The first room in a shared apartment of one of my best friends in Erfurt in 2015 cost 80 euros cold.

A friend recently said that renting just under seven euros per square meter in Magdeburg is still considered expensive.

Anecdotes about rental prices that make students in West Germany rub their eyes in amazement.

I've been able to collect loads of them over the years.

Studies on the rental market confirm the tendencies: Chemnitz is regularly voted Germany's cheapest student city.

In places two to ten, there are noticeably many other cities from Saxony, Thuringia, Saxony-Anhalt and Brandenburg.

Rostock in Mecklenburg-Western Pomerania even made it into the rankings with a real curiosity - the Oststeestadt was the only one in Germany with falling rents.

Low rents are an important plus point, especially for students with little or no income.

I've also benefited: My first room in a shared apartment in Erfurt was 30 square meters and I paid 260 euros for it.

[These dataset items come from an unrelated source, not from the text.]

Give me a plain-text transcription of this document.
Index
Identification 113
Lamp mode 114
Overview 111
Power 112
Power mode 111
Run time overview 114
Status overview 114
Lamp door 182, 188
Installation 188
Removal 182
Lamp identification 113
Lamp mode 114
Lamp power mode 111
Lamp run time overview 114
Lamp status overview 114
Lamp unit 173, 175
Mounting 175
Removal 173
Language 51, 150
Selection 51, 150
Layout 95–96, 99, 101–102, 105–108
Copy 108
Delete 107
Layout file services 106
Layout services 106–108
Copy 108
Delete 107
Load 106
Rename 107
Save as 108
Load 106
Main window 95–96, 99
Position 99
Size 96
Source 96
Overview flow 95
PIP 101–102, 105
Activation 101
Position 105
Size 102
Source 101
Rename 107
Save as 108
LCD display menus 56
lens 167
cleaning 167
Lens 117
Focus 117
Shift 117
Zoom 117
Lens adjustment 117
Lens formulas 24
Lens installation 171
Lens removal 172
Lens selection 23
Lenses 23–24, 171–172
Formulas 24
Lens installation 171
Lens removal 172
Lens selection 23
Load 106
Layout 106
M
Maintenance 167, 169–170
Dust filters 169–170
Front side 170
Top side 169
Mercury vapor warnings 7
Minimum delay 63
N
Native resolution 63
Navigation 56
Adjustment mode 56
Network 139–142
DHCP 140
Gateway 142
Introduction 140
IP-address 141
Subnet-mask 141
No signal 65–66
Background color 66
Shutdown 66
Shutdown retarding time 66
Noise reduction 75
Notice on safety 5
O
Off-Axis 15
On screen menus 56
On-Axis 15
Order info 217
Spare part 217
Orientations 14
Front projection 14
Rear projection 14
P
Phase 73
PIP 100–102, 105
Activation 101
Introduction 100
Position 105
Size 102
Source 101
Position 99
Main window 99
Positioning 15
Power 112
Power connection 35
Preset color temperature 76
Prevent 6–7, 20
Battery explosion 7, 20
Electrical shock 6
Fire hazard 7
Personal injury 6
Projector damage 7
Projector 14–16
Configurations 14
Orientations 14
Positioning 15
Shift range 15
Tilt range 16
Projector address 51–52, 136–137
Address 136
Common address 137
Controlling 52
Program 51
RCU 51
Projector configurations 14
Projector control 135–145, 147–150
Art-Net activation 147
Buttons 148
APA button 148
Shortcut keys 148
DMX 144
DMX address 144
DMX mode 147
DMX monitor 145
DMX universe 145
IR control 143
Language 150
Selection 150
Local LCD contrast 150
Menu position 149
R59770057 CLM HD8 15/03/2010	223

So is the east the unbeaten rental paradise?

Oh well...

When landlords pay the semester fee

A brief historical review: During the GDR era, my living situation in Erfurt would have been both unusual and expensive. At that time, only a few students lived in their own apartment or in a shared apartment - also because the state rarely wanted to allocate them apartments. Most of the students at that time lived in dormitories (around 70 percent) and paid prices from ten marks, even the bed linen was included. To do this, however, they also had to share a room for two or three people. The dormitory places were heavily subsidized, and most of the students also received a state scholarship and thus did not have to work during their studies. The opportunity to obtain a university degree was therefore much less dependent on the income of the parents than it is today.

After the fall of the Berlin Wall, this kind of support was no longer available: however, housing was still affordable for the time being. Many East German cities lost a lot of residents very quickly, landlords had a hard time getting their (often unrenovated) old apartments to the people. Around ten years ago it should still have happened in Leipzig that landlords attracted potential tenants with a free bike or students paid the semester fee for the first year when they set up a new flat share. At around the same time, the city of Erfurt was developing into a secret stronghold of alternative forms of living - there are hardly any other places in Germany where there are so many residential projects in which people try to rethink how they live together.

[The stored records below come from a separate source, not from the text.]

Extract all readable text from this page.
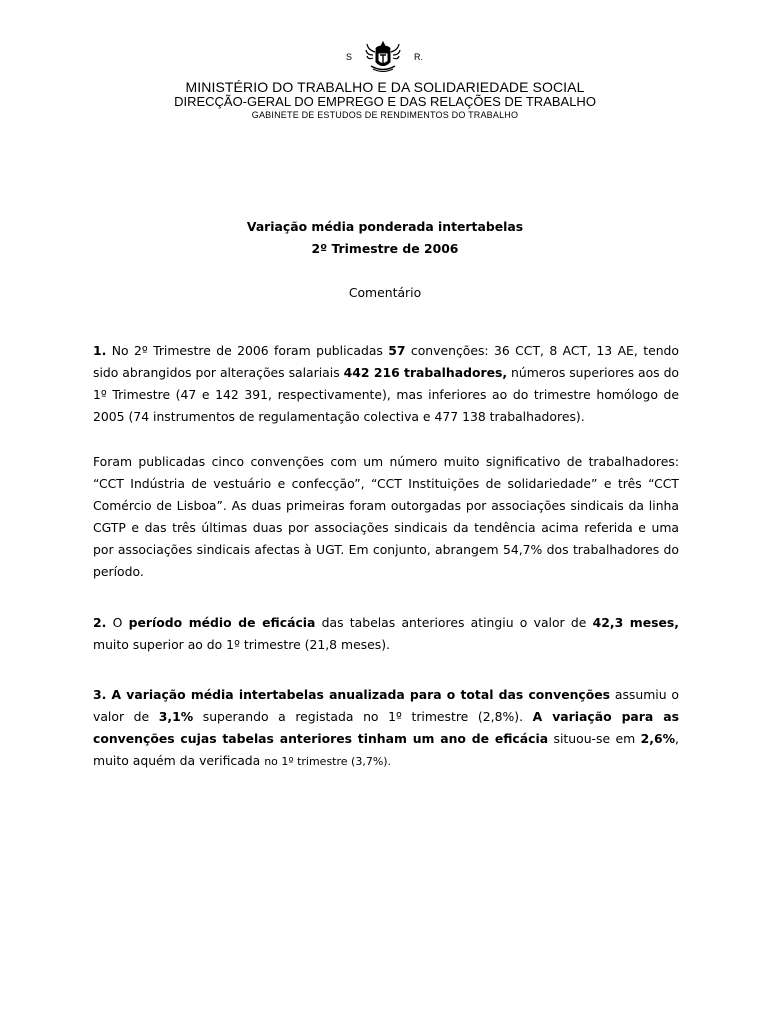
S	R.
MINISTÉRIO DO TRABALHO E DA SOLIDARIEDADE SOCIAL
DIRECÇÃO-GERAL DO EMPREGO E DAS RELAÇÕES DE TRABALHO
GABINETE DE ESTUDOS DE RENDIMENTOS DO TRABALHO
Variação média ponderada intertabelas
2º Trimestre de 2006
Comentário
1. No 2º Trimestre de 2006 foram publicadas 57 convenções: 36 CCT, 8 ACT, 13 AE, tendo sido abrangidos por alterações salariais 442 216 trabalhadores, números superiores aos do 1º Trimestre (47 e 142 391, respectivamente), mas inferiores ao do trimestre homólogo de 2005 (74 instrumentos de regulamentação colectiva e 477 138 trabalhadores).
Foram publicadas cinco convenções com um número muito significativo de trabalhadores: “CCT Indústria de vestuário e confecção”, “CCT Instituições de solidariedade” e três “CCT Comércio de Lisboa”. As duas primeiras foram outorgadas por associações sindicais da linha CGTP e das três últimas duas por associações sindicais da tendência acima referida e uma por associações sindicais afectas à UGT. Em conjunto, abrangem 54,7% dos trabalhadores do período.
2. O período médio de eficácia das tabelas anteriores atingiu o valor de 42,3 meses, muito superior ao do 1º trimestre (21,8 meses).
3. A variação média intertabelas anualizada para o total das convenções assumiu o valor de 3,1% superando a registada no 1º trimestre (2,8%). A variação para as convenções cujas tabelas anteriores tinham um ano de eficácia situou-se em 2,6%, muito aquém da verificada no 1º trimestre (3,7%).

Some of the foundations that were laid in the GDR are still left today.

A significantly higher proportion of students live in dormitories in eastern Germany than in western Germany.

Many of the GDR dormitories were taken over by the student unions after reunification.

At the same time, more students in West Germany live with their parents.

This is also due to the fact that the regional density of universities is higher there.